Brinjals have never been a favourite vegetable of mine. I detested it, I deplored it, I simply would not consider eating it until I ate this delicious version. It is so simple and delicious that vast quantities vanish in one sitting and you can never have too much of it.
500gms baby brinjals, washed; ½ tsp Pink Himalayan Salt dissolved in 2 cups water; 2 tbsp olive oil; Pink Himalayan Salt to taste.
For The Garlic- Curds Dip: 1 large clove of garlic, peeled washed and crushed; ½ cup home made curds; 1/8 cup whey; ; Pink Himalayan Salt to taste.

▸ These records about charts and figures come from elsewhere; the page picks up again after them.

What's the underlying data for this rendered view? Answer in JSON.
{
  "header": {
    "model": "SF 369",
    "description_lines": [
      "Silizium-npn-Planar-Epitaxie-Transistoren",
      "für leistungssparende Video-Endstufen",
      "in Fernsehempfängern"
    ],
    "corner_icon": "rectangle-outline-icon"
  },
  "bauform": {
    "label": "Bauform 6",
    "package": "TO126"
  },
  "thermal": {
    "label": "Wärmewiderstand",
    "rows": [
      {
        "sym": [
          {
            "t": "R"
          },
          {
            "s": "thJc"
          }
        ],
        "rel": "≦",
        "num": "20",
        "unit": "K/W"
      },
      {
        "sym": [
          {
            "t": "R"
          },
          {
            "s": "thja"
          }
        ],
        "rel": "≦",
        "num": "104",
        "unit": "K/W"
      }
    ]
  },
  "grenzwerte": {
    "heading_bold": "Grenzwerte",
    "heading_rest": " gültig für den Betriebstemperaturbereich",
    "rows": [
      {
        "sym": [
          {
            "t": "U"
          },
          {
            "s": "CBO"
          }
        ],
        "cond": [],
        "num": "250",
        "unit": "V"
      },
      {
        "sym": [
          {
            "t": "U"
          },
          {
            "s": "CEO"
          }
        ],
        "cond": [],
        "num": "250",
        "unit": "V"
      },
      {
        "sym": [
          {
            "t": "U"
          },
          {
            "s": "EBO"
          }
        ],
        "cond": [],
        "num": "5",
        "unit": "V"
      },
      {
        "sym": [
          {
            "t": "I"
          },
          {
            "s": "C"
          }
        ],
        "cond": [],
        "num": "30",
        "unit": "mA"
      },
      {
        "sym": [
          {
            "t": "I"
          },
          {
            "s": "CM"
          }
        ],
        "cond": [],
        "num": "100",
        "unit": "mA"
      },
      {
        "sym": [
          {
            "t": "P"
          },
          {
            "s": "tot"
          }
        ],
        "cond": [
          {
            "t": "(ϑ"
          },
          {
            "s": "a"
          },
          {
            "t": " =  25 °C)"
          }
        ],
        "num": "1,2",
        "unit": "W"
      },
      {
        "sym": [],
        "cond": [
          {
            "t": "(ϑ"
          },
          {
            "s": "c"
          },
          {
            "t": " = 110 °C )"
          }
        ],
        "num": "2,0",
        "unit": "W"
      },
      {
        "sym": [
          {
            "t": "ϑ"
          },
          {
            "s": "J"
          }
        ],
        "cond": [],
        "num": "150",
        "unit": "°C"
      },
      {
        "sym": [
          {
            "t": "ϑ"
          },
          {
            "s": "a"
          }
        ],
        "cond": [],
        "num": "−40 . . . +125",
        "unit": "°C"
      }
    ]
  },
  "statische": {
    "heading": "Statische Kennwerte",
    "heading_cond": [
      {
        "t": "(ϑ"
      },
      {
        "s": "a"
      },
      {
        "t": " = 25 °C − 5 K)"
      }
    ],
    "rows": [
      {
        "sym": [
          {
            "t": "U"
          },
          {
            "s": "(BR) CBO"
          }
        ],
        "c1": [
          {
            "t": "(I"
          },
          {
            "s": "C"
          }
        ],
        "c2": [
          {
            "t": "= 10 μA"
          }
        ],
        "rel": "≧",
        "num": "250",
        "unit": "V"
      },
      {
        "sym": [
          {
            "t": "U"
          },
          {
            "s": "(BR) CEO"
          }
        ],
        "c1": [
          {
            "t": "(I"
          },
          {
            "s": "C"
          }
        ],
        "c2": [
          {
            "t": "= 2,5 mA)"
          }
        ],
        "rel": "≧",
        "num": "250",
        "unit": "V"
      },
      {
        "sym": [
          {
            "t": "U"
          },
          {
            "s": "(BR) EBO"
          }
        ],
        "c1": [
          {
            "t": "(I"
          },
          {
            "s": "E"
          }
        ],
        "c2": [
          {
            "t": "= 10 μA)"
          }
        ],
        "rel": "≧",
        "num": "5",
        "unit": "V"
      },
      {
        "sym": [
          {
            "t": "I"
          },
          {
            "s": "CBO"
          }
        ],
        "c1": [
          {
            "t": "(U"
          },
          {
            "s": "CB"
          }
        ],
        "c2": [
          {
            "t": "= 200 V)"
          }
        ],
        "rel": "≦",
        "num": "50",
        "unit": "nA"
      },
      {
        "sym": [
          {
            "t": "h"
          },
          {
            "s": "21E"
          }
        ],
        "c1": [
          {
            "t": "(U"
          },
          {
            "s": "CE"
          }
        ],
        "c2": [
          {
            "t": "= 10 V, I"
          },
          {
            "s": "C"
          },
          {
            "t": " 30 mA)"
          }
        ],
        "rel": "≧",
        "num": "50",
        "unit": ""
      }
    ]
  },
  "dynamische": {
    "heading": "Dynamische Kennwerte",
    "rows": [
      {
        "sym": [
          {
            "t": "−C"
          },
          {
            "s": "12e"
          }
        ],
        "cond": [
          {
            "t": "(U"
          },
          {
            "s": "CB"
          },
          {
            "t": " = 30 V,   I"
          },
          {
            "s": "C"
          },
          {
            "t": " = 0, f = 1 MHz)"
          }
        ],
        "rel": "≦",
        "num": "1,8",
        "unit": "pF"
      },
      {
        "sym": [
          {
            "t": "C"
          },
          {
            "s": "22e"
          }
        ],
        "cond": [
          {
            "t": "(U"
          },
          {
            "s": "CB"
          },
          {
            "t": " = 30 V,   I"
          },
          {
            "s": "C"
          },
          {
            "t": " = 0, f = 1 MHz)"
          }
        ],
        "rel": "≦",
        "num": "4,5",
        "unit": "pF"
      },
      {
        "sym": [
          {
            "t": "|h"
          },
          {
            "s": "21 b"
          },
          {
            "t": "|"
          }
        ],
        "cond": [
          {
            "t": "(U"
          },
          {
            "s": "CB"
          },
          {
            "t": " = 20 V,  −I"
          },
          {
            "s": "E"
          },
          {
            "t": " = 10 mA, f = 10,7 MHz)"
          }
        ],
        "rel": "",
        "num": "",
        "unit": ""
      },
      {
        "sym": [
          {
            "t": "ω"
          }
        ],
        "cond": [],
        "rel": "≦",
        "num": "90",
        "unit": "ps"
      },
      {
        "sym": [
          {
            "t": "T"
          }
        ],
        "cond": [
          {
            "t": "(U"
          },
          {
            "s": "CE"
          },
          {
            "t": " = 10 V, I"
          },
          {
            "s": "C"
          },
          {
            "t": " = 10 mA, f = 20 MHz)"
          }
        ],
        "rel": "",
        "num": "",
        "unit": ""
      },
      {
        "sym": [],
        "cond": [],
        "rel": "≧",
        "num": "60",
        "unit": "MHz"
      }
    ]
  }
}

For Garnish: A few coriander leaves; a pinch each of chilli powder and coarse pepper powder
Preheat oven to 225 C.
Slice the baby brinjals in half lengthwise, retaining the stalks. Soak in salted water for 10 minutes. This is to drain away the bitterness and prevent excessive dis-colouration. Drain and pat dry with kitchen towels. Mix the olive oil and pink Himalayan salt to taste in a bowl. Place the brinjals, cut-side down in a baking pan (lined with foil) and drizzle the mixture all over.
Grill in centre of oven 5-7 minutes each side until golden brown. Remove from oven and serve within 10 minutes with the Garlic- Curds Dip.
Garlic- Curds Dip:
Whisk the curds, whey, crushed garlic and pink Himalayan salt to taste until smooth. Serve with the Simply Sedap Brinjal, garnished with coriander leaves, chilli powder and pepper powder.
*Sedap means delicious in Malay and that’s what this recipe is.